Oceanographer Robert Ballard, best-known for his work in underwater archaeology and historic discoveries including the Titanic, will give a lecture on Wednesday, March 30, at 7:30 p.m., in the Chapel. The lecture, titled “Ocean Exploration: Past, Present and Future,” is free and open to the public and will be sign-interpreted. It will be followed by a reception and book-signing in the Taylor Science Center Atrium.
Ballard discussed his upcoming Hamilton lecture on Northeast Public Radio WAMC on March 28.
Ballard is best known for his underwater discoveries of hydrothermal vents, the sunken R.M.S. Titanic in 1985, the German battleship Bismarck, John F. Kennedy’s PT-109 and numerous other contemporary and ancient shipwrecks around the world.
During his long career he has conducted more than 120 deep-sea expeditions using the latest in exploration technology, and he is a pioneer in the early use of deep-diving submarines.
Ballard has pioneered distance learning in the classrooms of America and around the world with the JASON Project, an award-winning educational program that reaches more than one million students and 25,000 teachers annually.
He is president of the Institute for Exploration, scientist emeritus from the Woods Hole Oceanographic Institution, and director of the newly created Center for Ocean Exploration at the University of Rhode Island’s Graduate School of Oceanography.
Ballard’s new ship of exploration, the E/V Nautilus that is operated by his Ocean Exploration Trust, spends four to five months at sea each year. In 2011, he beamed back his exploration around the clock on Nautilus Live.
Ballard has 21 honorary degrees and six military awards.
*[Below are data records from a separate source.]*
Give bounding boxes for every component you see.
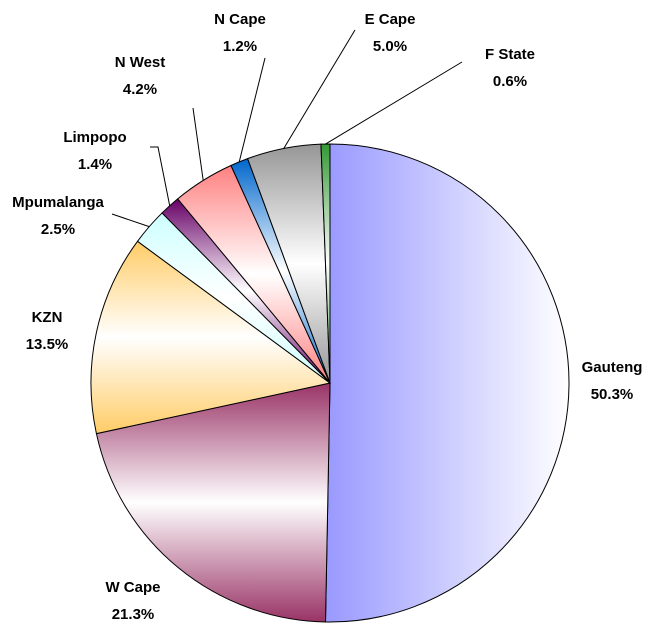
slice-value-label: 4.2%: [123, 81, 157, 98]
pie-slice: [90, 240, 332, 435]
leader-line: [192, 107, 204, 181]
slice-label: KZN: [32, 309, 63, 326]
slice-label: N Cape: [214, 11, 266, 28]
slice-value-label: 1.2%: [223, 38, 257, 55]
slice-value-label: 13.5%: [26, 336, 69, 353]
slice-label: Limpopo: [63, 129, 126, 146]
slice-label: F State: [485, 46, 535, 63]
pie-slice: [320, 143, 331, 384]
slice-value-label: 5.0%: [373, 38, 407, 55]
slice-value-label: 50.3%: [591, 386, 634, 403]
leader-line: [283, 29, 356, 149]
slice-value-label: 0.6%: [493, 73, 527, 90]
slice-value-label: 2.5%: [41, 221, 75, 238]
slice-value-label: 21.3%: [112, 606, 155, 623]
slice-label: Gauteng: [582, 359, 643, 376]
slice-label: W Cape: [105, 579, 160, 596]
leader-line: [111, 213, 150, 228]
slice-label: N West: [115, 54, 166, 71]
leader-line: [238, 57, 266, 163]
pie-slice: [324, 143, 570, 623]
pie-slice: [95, 382, 331, 623]
slice-value-label: 1.4%: [78, 156, 112, 173]
slice-label: Mpumalanga: [12, 194, 104, 211]
leader-line: [325, 61, 463, 145]
leader-line: [150, 146, 171, 206]
slice-label: E Cape: [365, 11, 416, 28]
He was also a commander in the U.S. Naval Reserve, serving in the Navy from 1967 to 1997. He received the National Geographic Society’s prestigious Hubbard Medal in 1996 for “extraordinary accomplishments in coaxing secrets from the world’s oceans and engaging students in the wonder of science.”
In 2003 President George W. Bush presented Ballard with the National Endowment for the Humanities Medal.
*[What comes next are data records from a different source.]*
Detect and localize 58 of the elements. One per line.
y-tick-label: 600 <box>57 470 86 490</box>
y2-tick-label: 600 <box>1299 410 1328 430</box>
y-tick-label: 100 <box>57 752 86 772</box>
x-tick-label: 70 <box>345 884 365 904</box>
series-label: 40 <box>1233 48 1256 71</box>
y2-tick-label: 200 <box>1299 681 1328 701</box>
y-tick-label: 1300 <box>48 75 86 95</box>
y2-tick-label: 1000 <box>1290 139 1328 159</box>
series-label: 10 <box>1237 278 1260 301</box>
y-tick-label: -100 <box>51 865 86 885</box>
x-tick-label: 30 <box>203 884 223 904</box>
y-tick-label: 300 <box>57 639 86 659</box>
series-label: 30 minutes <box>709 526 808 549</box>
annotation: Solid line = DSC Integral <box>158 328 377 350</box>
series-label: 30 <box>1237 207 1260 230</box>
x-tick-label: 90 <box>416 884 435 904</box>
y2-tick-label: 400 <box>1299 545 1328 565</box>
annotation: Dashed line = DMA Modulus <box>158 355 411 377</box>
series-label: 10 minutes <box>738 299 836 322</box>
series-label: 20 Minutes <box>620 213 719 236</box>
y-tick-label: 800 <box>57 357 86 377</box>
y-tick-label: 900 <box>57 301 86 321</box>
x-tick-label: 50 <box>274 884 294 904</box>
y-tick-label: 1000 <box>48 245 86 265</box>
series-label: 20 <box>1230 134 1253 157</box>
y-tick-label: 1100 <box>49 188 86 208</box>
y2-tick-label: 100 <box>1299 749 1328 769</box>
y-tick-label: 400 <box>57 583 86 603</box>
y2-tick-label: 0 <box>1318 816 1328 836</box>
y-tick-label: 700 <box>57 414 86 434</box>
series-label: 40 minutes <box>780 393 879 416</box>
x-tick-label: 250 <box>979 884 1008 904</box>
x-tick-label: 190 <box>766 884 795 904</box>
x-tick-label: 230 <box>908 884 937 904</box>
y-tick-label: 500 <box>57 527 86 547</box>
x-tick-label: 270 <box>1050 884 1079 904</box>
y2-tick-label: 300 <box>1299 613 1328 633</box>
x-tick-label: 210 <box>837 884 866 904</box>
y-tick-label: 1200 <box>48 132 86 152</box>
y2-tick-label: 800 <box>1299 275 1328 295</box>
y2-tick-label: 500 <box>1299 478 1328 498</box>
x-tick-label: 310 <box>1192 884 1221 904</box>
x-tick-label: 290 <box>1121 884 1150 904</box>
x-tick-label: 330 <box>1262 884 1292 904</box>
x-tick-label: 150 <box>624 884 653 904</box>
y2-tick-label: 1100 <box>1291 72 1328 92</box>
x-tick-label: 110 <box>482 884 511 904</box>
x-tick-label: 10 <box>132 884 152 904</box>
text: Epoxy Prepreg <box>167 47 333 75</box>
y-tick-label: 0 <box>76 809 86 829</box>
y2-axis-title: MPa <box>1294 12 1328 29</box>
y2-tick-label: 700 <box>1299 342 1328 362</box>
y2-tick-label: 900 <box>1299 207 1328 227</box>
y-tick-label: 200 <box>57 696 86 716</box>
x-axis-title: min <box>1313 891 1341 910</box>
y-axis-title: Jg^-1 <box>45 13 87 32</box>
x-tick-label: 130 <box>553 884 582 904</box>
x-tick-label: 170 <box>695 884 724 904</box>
His discoveries also include sunken remains of ships along ancient trade routes in the Mediterranean Sea; two ancient Phoenician ships off Israel, the oldest shipwrecks ever found in deep water; and four 1,500-year-old wooden ships, one almost perfectly preserved in the Black Sea. Ballard’s ongoing Black Sea project seeks evidence of a great flood that may have struck the region thousands of years ago.
Ballard has published numerous books, scientific papers, and a dozen articles in National Geographic magazine. He has also been featured in several National Geographic television programs, including the record-breaking “Secrets of the Titanic” and a more recent five-part mini-series, “Alien Deep with Bob Ballard.”
His 1997 best-selling book, Lost Liners, tells the story of the great transatlantic liners through memorable wrecks he has visited. Ballard was also a special advisor on Steven Spielberg’s futuristic Sea Quest, DSV television show.